地方主権時代の議員像について

市議会議員 佐藤 壽三郎


 地方分権時代或いは地方主権時代の議会や議員の役割を、力説すればするほど、稚拙な理由をあげて拒否をする輩にはうんざりだ。

 まさか地方議員で、憲法をじっくりと第1条から読んだこともなく、地方自治法や行政法を、一度も紐解いたこともない者はいないと信じるのだが、議案を俯瞰的に論議を進めると、どうも歯車がかみ合わないものがある。議員の素養ありなしは、その議員の背後に憲法が背骨としてあるかどうかでなかろうか。

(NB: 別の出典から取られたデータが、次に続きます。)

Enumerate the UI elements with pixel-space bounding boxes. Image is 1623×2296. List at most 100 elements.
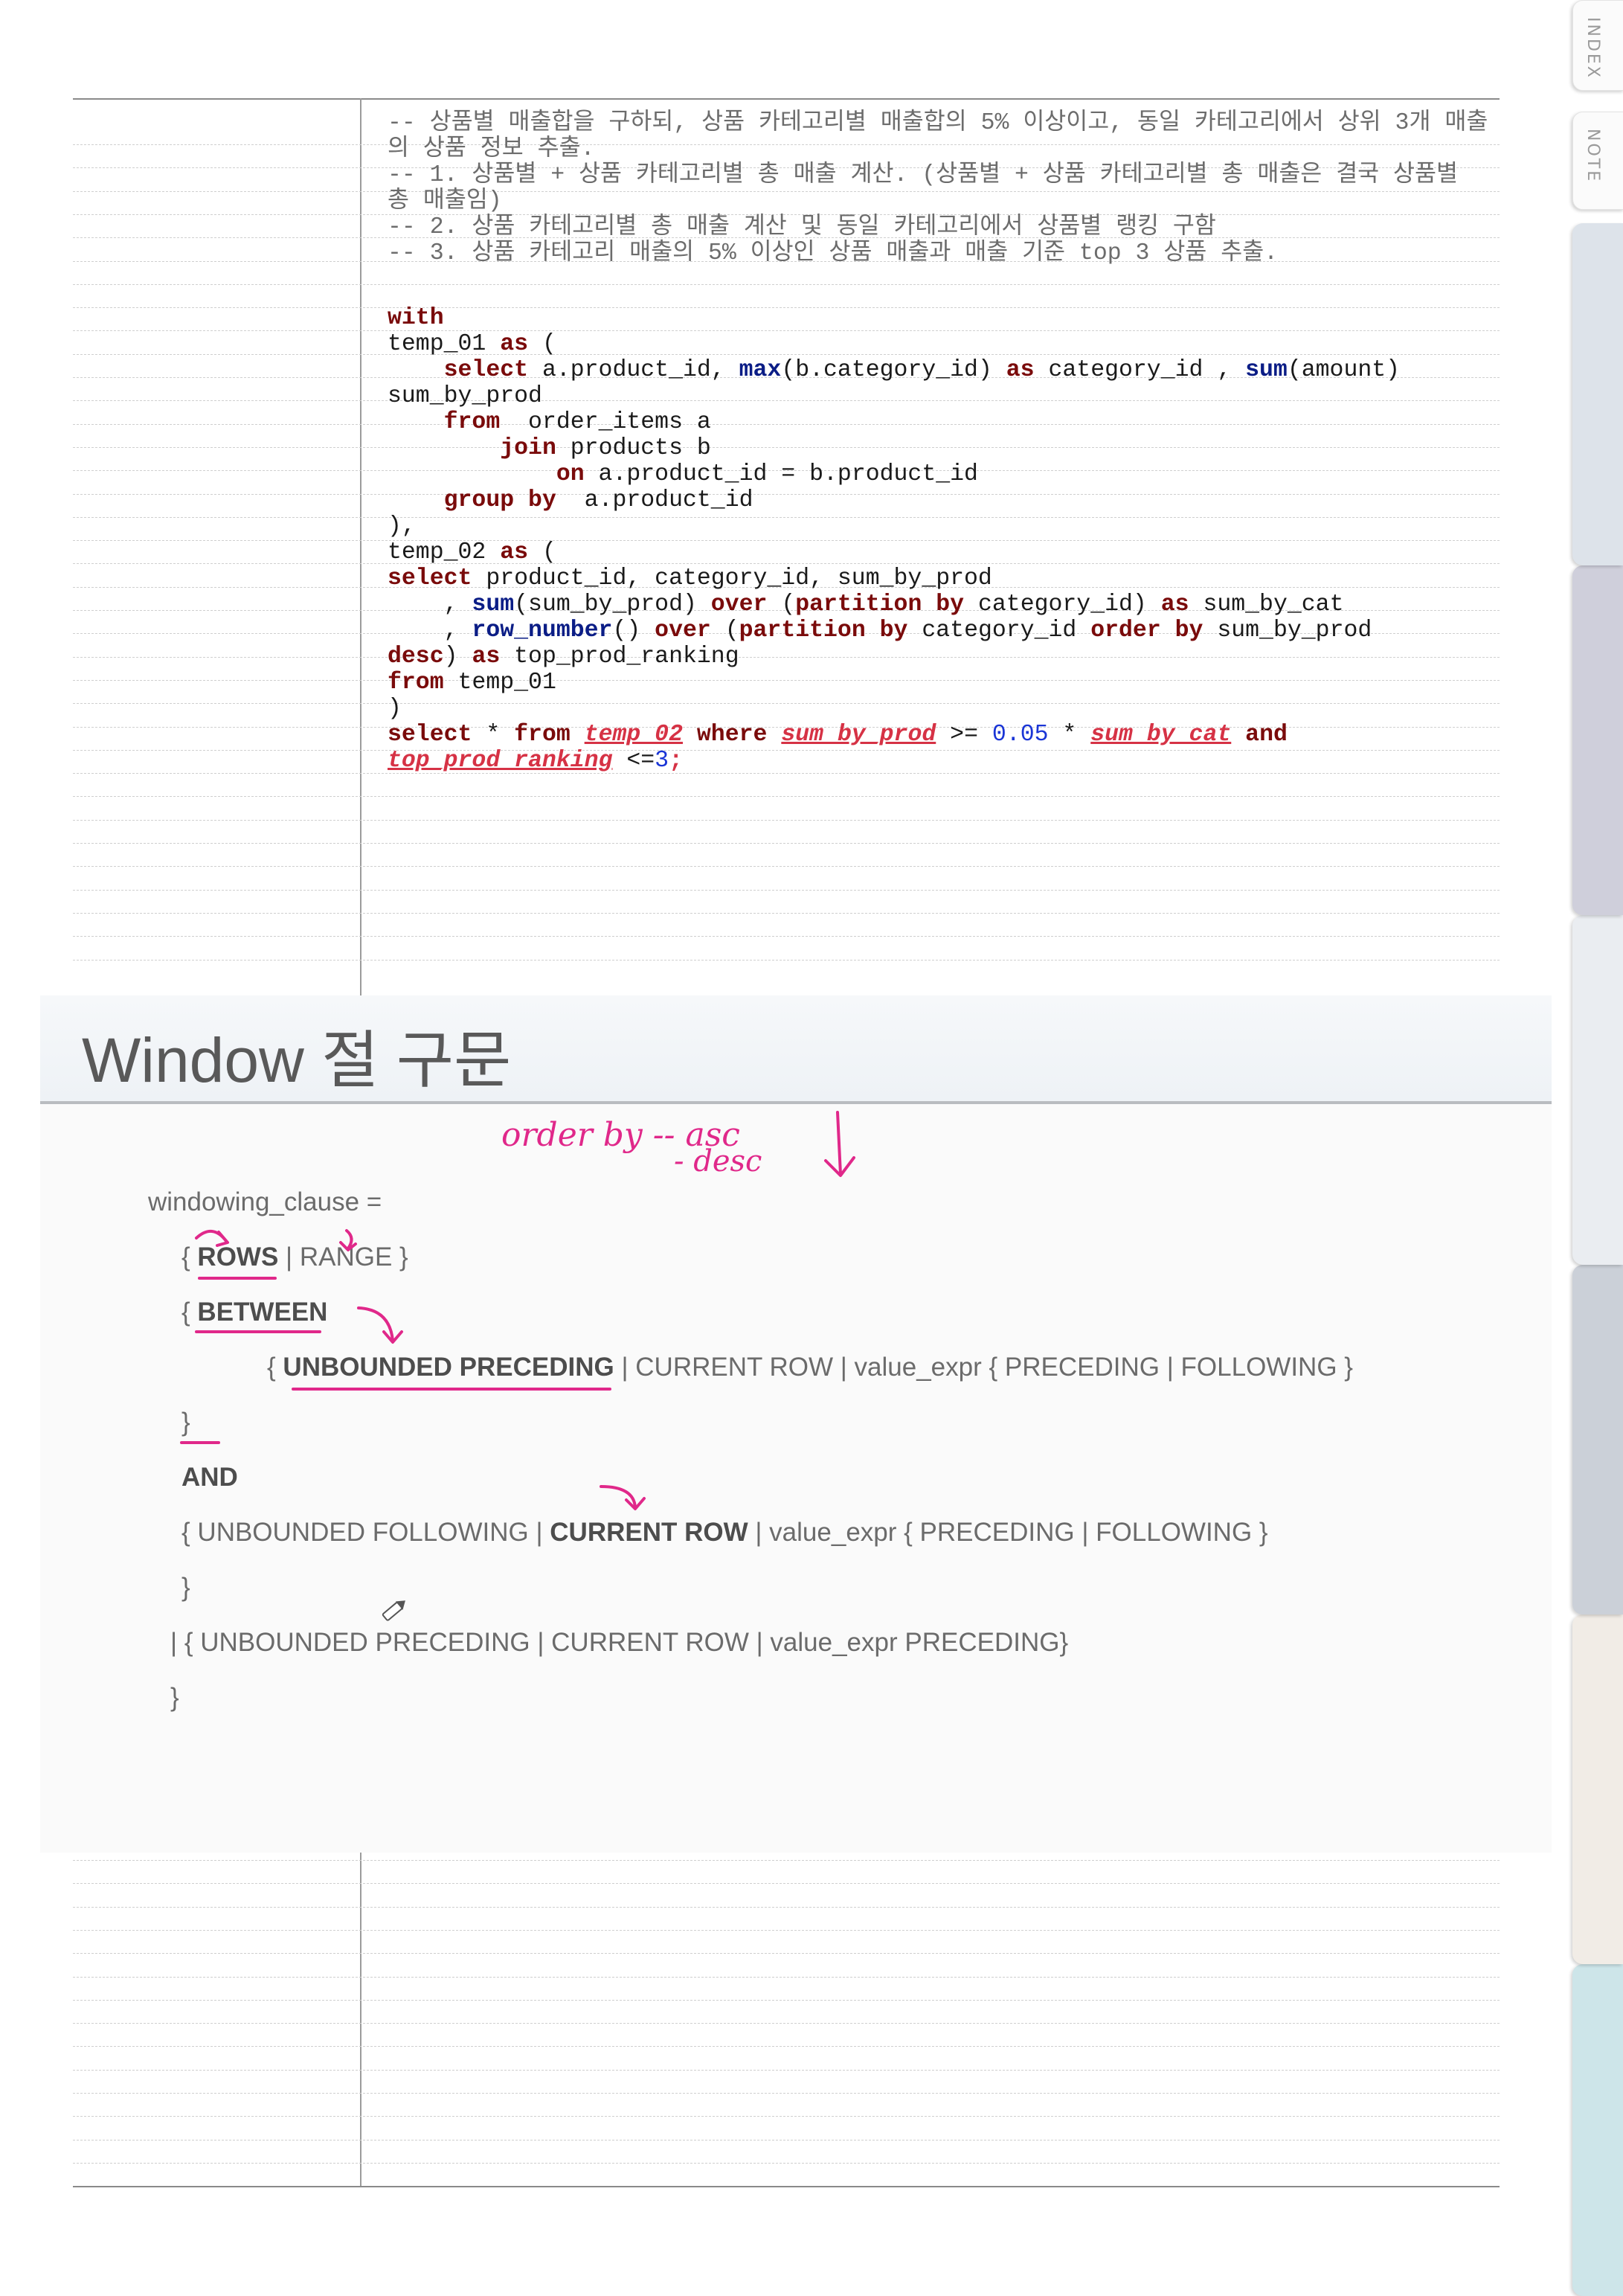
code-text: ( [528,331,556,357]
code-hl: sum_by_prod [781,722,936,748]
curved-arrow-icon [600,1485,646,1510]
ruled-line [73,353,1500,355]
code-comment-line: -- 1. 상품별 + 상품 카테고리별 총 매출 계산. (상품별 + 상품 … [388,162,1458,188]
code-line: ) [388,696,402,722]
tab-color-6[interactable] [1572,1614,1623,1964]
code-text: >= [936,722,992,748]
code-kw: group by [443,487,556,513]
handwritten-annotations: order by -- asc - desc [180,1111,855,1621]
code-text: (b.category_id) [781,357,1006,383]
tab-label: NOTE [1584,129,1602,184]
ruled-line [73,493,1500,495]
ruled-line [73,563,1500,565]
tab-index[interactable]: INDEX [1572,0,1623,91]
code-kw: as [1006,357,1035,383]
ruled-line [73,889,1500,891]
page-top-rule [73,98,1500,100]
code-line: top_prod_ranking <=3; [388,748,683,774]
code-text: temp_01 [443,670,556,696]
code-kw: from [388,670,444,696]
code-text: (amount) [1287,357,1401,383]
code-line: join products b [388,435,711,461]
code-kw: from [443,409,501,435]
code-kw: over [710,591,768,618]
code-line: with [388,305,444,331]
ruled-line [73,2093,1500,2094]
code-num: 0.05 [992,722,1049,748]
code-text: <= [612,748,655,774]
code-text: a.product_id, [528,357,739,383]
ruled-line [73,843,1500,844]
ruled-line [73,656,1500,658]
margin-line [360,1853,361,2186]
ruled-line [73,959,1500,961]
ruled-line [73,1929,1500,1931]
ruled-line [73,703,1500,705]
code-kw: order by [1090,618,1203,644]
tab-color-3[interactable] [1572,565,1623,915]
tab-color-5[interactable] [1572,1265,1623,1614]
code-text: () [612,618,655,644]
code-text: temp_02 [388,539,501,565]
code-comment-line: 의 상품 정보 추출. [388,136,595,162]
code-text: ), [388,513,416,539]
code-text: category_id , [1034,357,1246,383]
code-line: select a.product_id, max(b.category_id) … [388,357,1400,383]
tab-note[interactable]: NOTE [1572,112,1623,210]
ruled-line [73,749,1500,751]
tab-color-2[interactable] [1572,223,1623,565]
code-fn: row_number [472,618,613,644]
code-text: ) [388,696,402,722]
code-text: category_id) [964,591,1161,618]
code-kw: select [443,357,529,383]
code-text: product_id, category_id, sum_by_prod [472,565,992,591]
code-text: * [472,722,515,748]
code-num: 3 [655,748,669,774]
ruled-line [73,1976,1500,1978]
code-text: , [388,618,472,644]
code-line: desc) as top_prod_ranking [388,644,739,670]
code-line: , row_number() over (partition by catego… [388,618,1372,644]
ruled-line [73,446,1500,448]
ruled-line [73,330,1500,332]
code-kw: partition by [739,618,908,644]
code-text: ( [767,591,796,618]
ruled-line [73,2069,1500,2071]
code-text: ( [710,618,739,644]
code-semi: ; [669,748,683,774]
ruled-line [73,936,1500,937]
ruled-line [73,2162,1500,2164]
tab-color-4[interactable] [1572,915,1623,1265]
code-line: select product_id, category_id, sum_by_p… [388,565,992,591]
ruled-line [73,540,1500,542]
code-hl: top_prod_ranking [388,748,613,774]
tab-color-7[interactable] [1572,1964,1623,2296]
tab-label: INDEX [1584,17,1602,80]
code-text: , [388,591,472,618]
code-fn: sum [472,591,515,618]
code-kw: partition by [795,591,965,618]
code-kw: select [388,565,472,591]
code-text: sum_by_prod [1203,618,1372,644]
code-text: sum_by_cat [1189,591,1344,618]
code-text: sum_by_prod [388,383,542,409]
code-line: group by a.product_id [388,487,753,513]
code-kw: select [388,722,472,748]
ruled-line [73,866,1500,868]
code-kw: as [1160,591,1189,618]
ruled-line [73,516,1500,518]
code-kw: with [388,305,444,331]
margin-line [360,98,361,995]
code-fn: sum [1245,357,1288,383]
code-text: a.product_id [556,487,753,513]
ruled-line [73,144,1500,145]
code-text: top_prod_ranking [500,644,739,670]
code-hl: sum_by_cat [1090,722,1232,748]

 憲法を生まれながらに知っているとか、先天的に本能として備えているものではない。言わば後天的知識として修得するほかない。これは自らが知るための自発的学習をしなければならない。知ることと知る手段は学歴を問う話でもない。しかし議員である以上、憲法は最低必修の心得であり、これは思考の背骨でありうる。

 この背骨が無いと、議会の役目が何であるかを見失い、議員は市民の負託を得ての役職であることの、自覚に欠けるきらいがある。議会の機能の解釈を本末転倒し、邪な政治ごっこに終始し、徒に「聴く耳を持たない」の独善に陥る。これでは議会改革は一歩も前に進まない。相手の発言に対しての理解力の欠如は議員にとって致命的なものであり、結果的に議会にとっても大きなお忘れものとなる。時代の流れを読み取ることができるのか、新撰組の如く時流に逆らうのかは、将に憲法感覚があるか無いかである。

 新撰組は、幕府に仕立て上げられた幕府の用心棒集団であった。戊辰戦争以降は、新撰組も幕府の力が失せたのと比例して、糸の切れた凧の如きく京都から函館までの迷走でしかなかった。惜しいかな近藤勇、土方歳三であり、彼らが幕府ではなく、万民の幸せを願う意志が多少なりとも脳裡にあったならば、剣を以って斬り込む手法でなく、法による社会の秩序構築に気づいていたならば、無用の流血は避けられ、明治の時代はもっと駆け足であったかもしれない。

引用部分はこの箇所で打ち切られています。